A pushup challenge on the showroom floor. Yoga classes. Monthly lunch-and-learns on various health topics. Step challenges. Quarterly wellness newsletters that feature recipes and highlight employee health successes.

These initiatives are part of the culture at Fred Beans Automotive Group of Doylestown, Pa., which has its own part-time wellness coordinator, Andrea Volm. The group’s focus on healthy living has many benefits, company leaders say — from boosting employee performance and morale to serving as a tool for recruitment and retention — and the effort has led to healthier employees, driving down annual increases to health insurance.

“We know that taking care of yourself mentally, spiritually and physically actually brings along a better employee,” said Beth Beans Gilbert, the group’s vice president. “We know it’s not just about being a great employee, that you have to have all these other things in place to really be successful.”

Gilbert said she and her father, group founder and President Fred Beans, have long held an interest in health and wellness. For his 80th birthday in 2019, Fred Beans, now 82, led an employee pushup competition, completing dozens of them.

The group for years conducted biometric health screenings and offered programs such as Weight Watchers. But Gilbert wanted to do more to educate her 1,720 employees about healthier lifestyles. She had worked with Volm, a personal trainer, after breaking her foot a few years ago, and the two realized their philosophies on health and wellness were a match.

Volm started working with Fred Beans in January 2018 as a consultant and became a dealership group employee in March 2020, right as the coronavirus pandemic struck.

While the pandemic delayed some plans, Volm said buy-in and staff participation in the wellness programming is growing.

Many of the on-site classes and workouts went virtual during the pandemic. A weight-loss challenge garnered 85 participants, and a June step challenge was a success, with one store having 28 of its 45 employees counting their steps, Volm said.

Volm said she has taken some of what Fred Beans was offering — such as lunch-and-learn sessions on topics including joint health, or jeans days, when employees pay a few dollars to wear jeans in recognition of and to benefit a health concern such as prostate cancer — and doubled their frequency each month.

“We try to get a lot of different areas of health and wellness, too,” Volm said. “So we’re not always targeting causes that are directly related to physical health, but also mental health. We do awareness on financial health and well-being.”

A staff member at each Fred Beans location was tapped to become that store’s on-site healthy-living coordinator with whom Volm works and to whom employees can reach out with questions.

Employees also receive annual healthy-living activity cards that encourage participation in activities such as health fairs and workouts. Depending on quarterly participation, staff members can earn up to $150 a year, Volm said. Employees also can earn a $10 gift card to a Wawa convenience store for participating in a 30-day fitness challenge. Each month, the group shares an employee health highlight, and quarterly Fred’s Healthy BeansTalk newsletters are mailed to employees’ homes.

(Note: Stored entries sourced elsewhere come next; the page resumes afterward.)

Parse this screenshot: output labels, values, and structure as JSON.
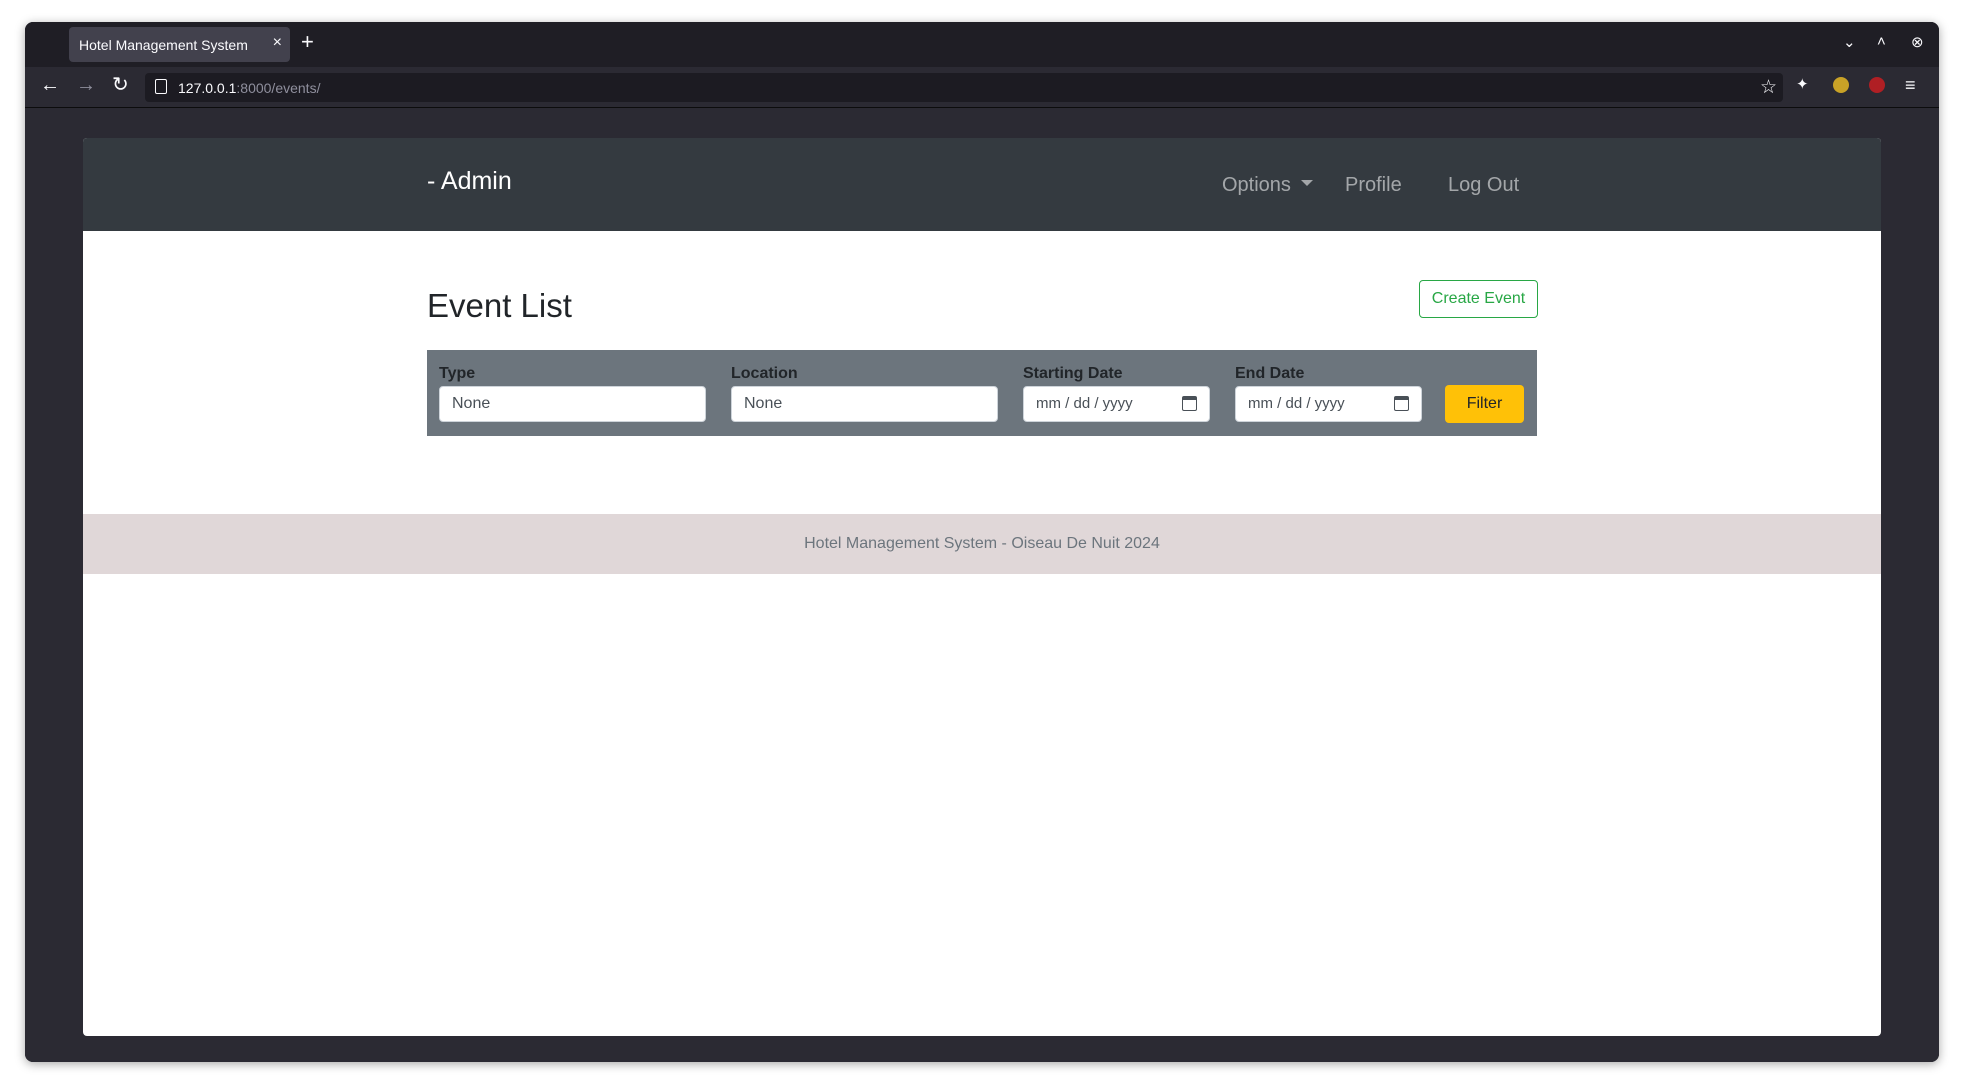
{
  "browser": {
    "tab_title": "Hotel Management System",
    "tab_close": "×",
    "new_tab": "+",
    "url_host": "127.0.0.1",
    "url_rest": ":8000/events/",
    "controls": {
      "list_all_tabs": "⌄",
      "maximize": "˄",
      "close": "⊗"
    }
  },
  "navbar": {
    "brand": "- Admin",
    "links": [
      {
        "label": "Options"
      },
      {
        "label": "Profile"
      },
      {
        "label": "Log Out"
      }
    ]
  },
  "main": {
    "title": "Event List",
    "create_button": "Create Event"
  },
  "filter": {
    "fields": [
      {
        "label": "Type",
        "value": "None"
      },
      {
        "label": "Location",
        "value": "None"
      },
      {
        "label": "Starting Date",
        "placeholder": "mm / dd / yyyy"
      },
      {
        "label": "End Date",
        "placeholder": "mm / dd / yyyy"
      }
    ],
    "button": "Filter"
  },
  "footer": {
    "text": "Hotel Management System - Oiseau De Nuit 2024"
  },
  "colors": {
    "navbar_bg": "#343a40",
    "filter_bg": "#6c757d",
    "filter_button": "#ffc107",
    "create_button": "#28a745",
    "footer_bg": "#e0d7d8"
  }
}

Volm also created 10-minute exercise videos to encourage employee movement at individualized levels and pace.

“We have employees sit at a desk, we have employees that are on their feet all day, [and] we have employees that work with their hands all day,” she said.

Fred Beans TV programming that plays at group locations features work anniversaries and automaker news, interspersed with yoga classes, health reminders and information about the benefits of certain foods.

“It’s in your face all the time,” Gilbert said.

There also are financial incentives for employees to visit the doctor and dentist and to get cancer screenings.

Employees who get a free, in-network annual physical and complete certain screenings receive a $140-per-month credit off the cost of their health insurance, Gilbert said.

Gilbert said having a wellness coordinator is a unique benefit and a tool for recruiting and employee retention for the group, which has 32 locations, including 21 dealerships and a large parts warehouse. The company was named one of the Philadelphia Business Journal’s 2021 Healthiest Employers in the Greater Philadelphia Region.

Fred Beans, which sold 13,377 new vehicles and 11,810 used vehicles last year and is tracking to sell a combined 31,000 vehicles in 2021, switched to a self-insured health plan about four years ago. Gilbert said she keeps an eye on employee participation in the healthy-living programming and on the group’s insurance costs.
“Each year I have an increase from our health insurance,” Gilbert said. “But the healthier that we are, the [less] my increase is.”